I was wondering what settings would you use for gaming?  Which settings would you use for all MP3s/FLAC mix? For youtube videos/audio?  Movies?  Or which setting could you use as a "set and forget"?  Could setting "have digital out match the bit-stream" (or whatever it actually says - I'm at work right now) be that set and forget method?
 
May 16, 2011 at 3:17 PM Post #2 of 6
Most music is 16-44 so 44.1 KHz would be the most appropriate setting.
 
Games and such seem to all have audio at 48000 Hz, which is the default for Windows and most soundcards, not sure why (this is also what the digital stream output when I set it to auto).
 
The setting you mention is probably best. As long as you use WASAPI or ASIO in your media player, it will typically handle the bitrate switching on its own, and games will probably output at 48 KHz by default.
 
May 16, 2011 at 3:58 PM Post #4 of 6
16 or 24 is easy.
If you set it to 16 all 24 bit audio (if you have some) will be truncated to 16.
If your audio device supports 24, set it to 24.
It will play 24 bit right and if you play 16 bit, 8 zero bits will be padded.
This won’t affect sound quality and might even be beneficial when using digital volume control.
 
 
Quote:
Before I used to think if you just pick the best setting (24-bit 192KHz) you get the best audio.
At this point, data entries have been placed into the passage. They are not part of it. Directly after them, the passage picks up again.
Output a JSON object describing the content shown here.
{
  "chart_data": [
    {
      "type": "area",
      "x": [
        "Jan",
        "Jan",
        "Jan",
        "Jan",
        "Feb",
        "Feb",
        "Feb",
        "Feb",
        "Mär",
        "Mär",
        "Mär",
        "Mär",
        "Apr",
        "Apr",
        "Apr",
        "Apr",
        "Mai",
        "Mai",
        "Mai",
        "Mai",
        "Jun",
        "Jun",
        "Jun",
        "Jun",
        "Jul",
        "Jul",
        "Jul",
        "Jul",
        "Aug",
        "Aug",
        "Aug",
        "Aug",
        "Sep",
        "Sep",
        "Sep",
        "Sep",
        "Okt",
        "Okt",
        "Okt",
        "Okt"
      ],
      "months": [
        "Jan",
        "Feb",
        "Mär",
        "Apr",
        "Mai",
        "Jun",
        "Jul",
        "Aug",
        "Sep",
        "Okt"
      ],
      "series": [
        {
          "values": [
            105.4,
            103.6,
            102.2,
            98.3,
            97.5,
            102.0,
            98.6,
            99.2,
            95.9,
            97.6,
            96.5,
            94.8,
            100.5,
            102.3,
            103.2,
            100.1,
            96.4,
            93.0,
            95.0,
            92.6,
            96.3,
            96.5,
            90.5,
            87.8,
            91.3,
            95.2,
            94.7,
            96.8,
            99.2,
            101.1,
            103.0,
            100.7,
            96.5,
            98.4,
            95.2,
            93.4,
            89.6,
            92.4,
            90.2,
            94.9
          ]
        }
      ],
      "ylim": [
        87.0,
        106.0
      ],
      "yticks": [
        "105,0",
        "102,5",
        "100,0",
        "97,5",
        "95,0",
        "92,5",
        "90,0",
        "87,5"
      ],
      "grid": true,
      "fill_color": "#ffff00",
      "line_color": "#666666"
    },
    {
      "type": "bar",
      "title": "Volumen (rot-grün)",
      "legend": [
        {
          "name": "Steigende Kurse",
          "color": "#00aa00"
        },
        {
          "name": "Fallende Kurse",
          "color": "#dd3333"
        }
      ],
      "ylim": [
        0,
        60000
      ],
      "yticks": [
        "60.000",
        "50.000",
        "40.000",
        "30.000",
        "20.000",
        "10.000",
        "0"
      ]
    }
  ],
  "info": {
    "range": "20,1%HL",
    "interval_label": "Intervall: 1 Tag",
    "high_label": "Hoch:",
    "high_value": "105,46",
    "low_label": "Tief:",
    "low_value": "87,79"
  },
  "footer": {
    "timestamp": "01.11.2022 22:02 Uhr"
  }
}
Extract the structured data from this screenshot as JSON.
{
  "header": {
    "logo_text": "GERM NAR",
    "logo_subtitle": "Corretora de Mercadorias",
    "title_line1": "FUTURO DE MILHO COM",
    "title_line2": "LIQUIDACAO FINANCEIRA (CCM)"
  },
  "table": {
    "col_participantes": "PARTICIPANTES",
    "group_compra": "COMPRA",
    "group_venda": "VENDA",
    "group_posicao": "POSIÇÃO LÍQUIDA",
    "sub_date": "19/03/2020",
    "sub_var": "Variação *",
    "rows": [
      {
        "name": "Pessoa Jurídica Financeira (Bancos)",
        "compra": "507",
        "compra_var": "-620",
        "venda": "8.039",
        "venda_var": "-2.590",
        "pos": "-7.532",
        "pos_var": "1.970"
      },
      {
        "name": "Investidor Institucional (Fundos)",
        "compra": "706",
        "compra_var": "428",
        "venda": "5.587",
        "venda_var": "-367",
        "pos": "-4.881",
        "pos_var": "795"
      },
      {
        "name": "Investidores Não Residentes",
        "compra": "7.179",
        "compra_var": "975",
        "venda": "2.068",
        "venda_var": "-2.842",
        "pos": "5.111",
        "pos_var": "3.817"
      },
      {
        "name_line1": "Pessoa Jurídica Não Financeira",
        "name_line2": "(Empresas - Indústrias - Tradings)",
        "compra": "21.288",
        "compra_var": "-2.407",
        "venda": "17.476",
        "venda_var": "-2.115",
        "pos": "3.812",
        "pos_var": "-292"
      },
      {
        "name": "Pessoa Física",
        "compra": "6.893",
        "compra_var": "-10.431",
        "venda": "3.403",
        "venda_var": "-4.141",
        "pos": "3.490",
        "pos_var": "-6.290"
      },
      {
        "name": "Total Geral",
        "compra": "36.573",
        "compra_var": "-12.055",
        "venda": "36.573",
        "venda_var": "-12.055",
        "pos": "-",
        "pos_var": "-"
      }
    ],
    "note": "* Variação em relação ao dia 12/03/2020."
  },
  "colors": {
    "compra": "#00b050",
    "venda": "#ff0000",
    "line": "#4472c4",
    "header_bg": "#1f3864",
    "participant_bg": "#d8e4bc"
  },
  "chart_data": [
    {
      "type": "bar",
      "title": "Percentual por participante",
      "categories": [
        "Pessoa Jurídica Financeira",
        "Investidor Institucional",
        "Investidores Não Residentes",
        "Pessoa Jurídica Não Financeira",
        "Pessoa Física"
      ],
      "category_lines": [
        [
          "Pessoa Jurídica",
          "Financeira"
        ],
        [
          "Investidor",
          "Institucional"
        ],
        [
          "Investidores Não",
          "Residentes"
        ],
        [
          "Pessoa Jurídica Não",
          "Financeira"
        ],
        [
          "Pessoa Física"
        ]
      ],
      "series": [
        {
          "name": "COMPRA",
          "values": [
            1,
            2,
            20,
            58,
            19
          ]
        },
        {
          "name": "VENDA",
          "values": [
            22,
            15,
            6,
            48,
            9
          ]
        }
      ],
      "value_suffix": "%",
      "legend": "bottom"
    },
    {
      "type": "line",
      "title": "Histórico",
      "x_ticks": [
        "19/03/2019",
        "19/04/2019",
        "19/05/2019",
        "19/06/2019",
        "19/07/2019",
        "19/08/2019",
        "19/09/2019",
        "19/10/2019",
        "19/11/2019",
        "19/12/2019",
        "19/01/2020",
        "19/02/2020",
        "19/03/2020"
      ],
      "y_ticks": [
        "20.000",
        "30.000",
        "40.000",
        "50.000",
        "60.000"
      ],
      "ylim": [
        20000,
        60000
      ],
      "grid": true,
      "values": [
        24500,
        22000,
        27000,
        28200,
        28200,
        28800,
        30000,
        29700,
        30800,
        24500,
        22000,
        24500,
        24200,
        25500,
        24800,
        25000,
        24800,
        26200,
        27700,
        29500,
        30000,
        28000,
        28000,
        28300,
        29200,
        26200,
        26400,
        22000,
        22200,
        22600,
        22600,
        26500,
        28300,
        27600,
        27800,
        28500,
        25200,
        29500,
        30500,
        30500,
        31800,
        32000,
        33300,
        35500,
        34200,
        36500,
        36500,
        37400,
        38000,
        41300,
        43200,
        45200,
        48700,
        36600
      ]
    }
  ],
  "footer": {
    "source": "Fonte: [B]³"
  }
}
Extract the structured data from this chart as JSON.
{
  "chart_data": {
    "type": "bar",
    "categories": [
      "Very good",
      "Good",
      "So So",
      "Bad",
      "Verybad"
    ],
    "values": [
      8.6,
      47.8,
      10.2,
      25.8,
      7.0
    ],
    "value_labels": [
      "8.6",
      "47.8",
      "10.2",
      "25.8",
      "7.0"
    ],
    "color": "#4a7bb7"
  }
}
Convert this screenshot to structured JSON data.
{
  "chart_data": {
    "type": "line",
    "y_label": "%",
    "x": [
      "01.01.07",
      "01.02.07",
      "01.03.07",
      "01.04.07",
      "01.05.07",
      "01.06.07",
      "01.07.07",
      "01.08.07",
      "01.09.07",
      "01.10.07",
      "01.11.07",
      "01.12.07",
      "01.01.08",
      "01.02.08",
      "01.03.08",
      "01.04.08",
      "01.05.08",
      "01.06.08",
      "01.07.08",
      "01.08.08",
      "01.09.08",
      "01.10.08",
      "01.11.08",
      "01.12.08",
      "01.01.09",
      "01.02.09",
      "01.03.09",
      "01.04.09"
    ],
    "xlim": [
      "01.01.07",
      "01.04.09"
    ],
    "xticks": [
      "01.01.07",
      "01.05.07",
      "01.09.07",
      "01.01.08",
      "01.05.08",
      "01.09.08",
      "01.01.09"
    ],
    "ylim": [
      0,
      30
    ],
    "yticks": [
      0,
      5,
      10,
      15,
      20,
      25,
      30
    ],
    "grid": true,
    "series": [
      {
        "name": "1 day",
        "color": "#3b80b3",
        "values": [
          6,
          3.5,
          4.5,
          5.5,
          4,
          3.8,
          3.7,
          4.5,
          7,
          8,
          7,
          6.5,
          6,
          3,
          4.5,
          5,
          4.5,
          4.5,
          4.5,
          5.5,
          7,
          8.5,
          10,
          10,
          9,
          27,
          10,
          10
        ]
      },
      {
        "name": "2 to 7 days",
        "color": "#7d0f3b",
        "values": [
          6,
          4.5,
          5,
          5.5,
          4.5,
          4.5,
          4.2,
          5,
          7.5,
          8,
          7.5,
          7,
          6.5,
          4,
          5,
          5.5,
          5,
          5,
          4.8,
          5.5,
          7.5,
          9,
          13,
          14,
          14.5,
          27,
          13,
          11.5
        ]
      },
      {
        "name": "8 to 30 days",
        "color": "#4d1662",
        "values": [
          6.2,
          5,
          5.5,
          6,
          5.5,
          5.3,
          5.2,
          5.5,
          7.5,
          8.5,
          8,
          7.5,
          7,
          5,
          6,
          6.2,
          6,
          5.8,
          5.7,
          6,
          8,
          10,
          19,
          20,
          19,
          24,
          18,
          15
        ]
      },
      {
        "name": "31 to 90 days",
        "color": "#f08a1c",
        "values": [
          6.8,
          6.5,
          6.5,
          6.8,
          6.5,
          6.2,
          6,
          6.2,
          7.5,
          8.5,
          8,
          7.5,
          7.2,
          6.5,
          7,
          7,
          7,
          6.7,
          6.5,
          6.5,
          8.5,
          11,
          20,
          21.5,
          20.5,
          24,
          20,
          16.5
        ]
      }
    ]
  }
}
You might wonder indeed if up-sampling e.g. CD audio (44.1 kHz) to 192 kHz improve things or degrade them.
Not all SRC (sample rate conversion) is without audible artefacts, not all DACs perform best at 192.
 
 
You might have a look at media players supporting WASAPI.
When done right, they will see to it that the audio is played at its native sample rate.
This of course requires hardware supporting this rate….
 
 
May 16, 2011 at 6:18 PM Post #5 of 6


 
Quote:
 
You might wonder indeed if up-sampling e.g. CD audio (44.1 kHz) to 192 kHz improve things or degrade them.
Not all SRC (sample rate conversion) is without audible artefacts, not all DACs perform best at 192.
  


That's probably why I notice an improvement on my PC with the auzentech forte (though not entirely sure now) while not the laptop.  Though I haven't had a chance to really fool around with the PC.
 
Quote:
  
You might have a look at media players supporting WASAPI.
When done right, they will see to it that the audio is played at its native sample rate.
This of course requires hardware supporting this rate….
 


 Hmm, I've been wanting to fool around with WASAPI and learn a bit more about audiophile level audio, but lately my music tends to be limited.  Recent formats, losing HDDs, and no charger for the Cowon has limited my music listening to youtube.  :/
 
How once I'm on my own I'm probably going to be getting back into using proper formats and players for audio.  But might as well prepare now.
 
I guess WASAPI will work for movies too eh?  I'm thinking of doing gaming audio through the soundcard and music/video through the video card.  The receiver is set up for 5.1 audio, but if I hook up some headphones, will I lose any audio from the receiver (as the sound is being sent as 5.1 and yet the headphones are only 2.0)?  Though I might even limit music to the sound card as I'm going to get some OPAMPs for it.
 
 
What about movies?  24-bit - 48KHz the standard?  What about blu-ray?  I'm going to set up the PC for blu-rays as well when I'm on my own.
 
May 19, 2011 at 5:04 AM Post #6 of 6
I have as many games in 44.1 as in 48.
Oddly I can notice the difference when my Xonar is resampling so I try to make it match when I play games (yeah, I can be bothered). Of course I pay attention to that with films (reclock+KS) and music (foobar+KS) too. 
I'm on XP and the Xonar can still resample when using Kernel Streaming (if the khz settings in the card's control panel doesn't match with the source), only ASIO can bypass it and with ASIO I can only have one sound stream while with KS I can for example play with the game sounds while still having my music work fine with no noticeable impact on the sound quality. 
 
To find out which games are running in 44.1 or 48 (a few of them mix both.. stupid devs) I use DPC latency checker, because when the Xonar is resampling the latency has an easily visible latency increase. 44.1 stream + 44.1 in Xonar = 45µs, 48 stream + 48 in Xonar = 45µs too. Same with 96 and 192khz (only got a couple of songs though). However 44.1 + 48 = 50-60µs, with 96 in Xonar it rises up to 70-80µs and 192 makes it skyrocket up to 110-120µs (!). I guess that's because the Xonar does everything using the CPU... 
 
Either way if you don't want to bother yourself too much with it I'd recommend 48khz/24bit as most games these days use that and all films (Blu Rays and DVDs) are in 48khz (either 24 or 16bit but it doesn't matter when you hardware supports 24+). I've heard of 96khz Blu Rays but haven't seen one, yet I do have a lot of Blu Rays. 
 
And yes WASAPI works fine for both music (many players to choose from, foobar heavily recommended) and films (you need Reclock for that I think, and to turn off the clock adjustment otherwise you don't get bit perfect).